This research investigates the impacts of the manufacturer’s fairness concerns on the supply chain performance when the power retailer implements a price squeeze and market service investment together. Through game-theoretic modeling, we find that 1) in the absence of fairness, although the manufacturer may be worse off due to possessing imperfect information on the price squeeze rate, the channel may be coordinated through an ex-ante negotiation between the two parties. 2) When the manufacturer has fairness concerns for price squeeze, both channel performance and brand goodwill are made worse by disadvantageous inequality and improved by advantageous inequality versus the case of no fairness concerns.
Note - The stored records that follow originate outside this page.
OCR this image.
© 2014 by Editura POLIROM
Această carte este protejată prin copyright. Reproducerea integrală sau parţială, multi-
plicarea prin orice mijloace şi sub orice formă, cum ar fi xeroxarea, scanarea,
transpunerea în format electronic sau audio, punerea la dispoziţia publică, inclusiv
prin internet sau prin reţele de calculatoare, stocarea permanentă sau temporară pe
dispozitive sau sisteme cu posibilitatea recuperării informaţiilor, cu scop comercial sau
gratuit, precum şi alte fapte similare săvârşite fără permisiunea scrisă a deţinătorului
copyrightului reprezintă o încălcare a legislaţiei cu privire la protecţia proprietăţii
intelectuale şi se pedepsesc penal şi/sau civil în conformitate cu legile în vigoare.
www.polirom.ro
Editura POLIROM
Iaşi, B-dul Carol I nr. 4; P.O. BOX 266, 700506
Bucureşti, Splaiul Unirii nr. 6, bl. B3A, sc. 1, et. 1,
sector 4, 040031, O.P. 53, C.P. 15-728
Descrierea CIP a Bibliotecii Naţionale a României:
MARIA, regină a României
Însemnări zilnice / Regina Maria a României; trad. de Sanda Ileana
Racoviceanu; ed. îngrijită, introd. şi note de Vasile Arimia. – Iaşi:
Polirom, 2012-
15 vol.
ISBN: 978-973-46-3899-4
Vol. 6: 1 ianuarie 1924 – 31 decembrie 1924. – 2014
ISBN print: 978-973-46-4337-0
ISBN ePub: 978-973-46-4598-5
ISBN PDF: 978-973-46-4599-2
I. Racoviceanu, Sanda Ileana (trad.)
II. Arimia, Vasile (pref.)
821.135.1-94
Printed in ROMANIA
Furthermore, channel members’ ex-ante negotiations regarding a profit reallocation scheme under certain conditions may achieve the following three objectives: generating a channel profit of the coordination level, promoting brand goodwill to the level of the integrated channel, and creating an equitable channel relationship.

Suggested Citation

  • Mengmeng Wang & Xiaojing Feng, 2022. "Price squeeze under fairness: the road to supply chain coordination with a powerful retailer," Journal of Management Analytics, Taylor & Francis Journals, vol. 9(4), pages 448-479, October.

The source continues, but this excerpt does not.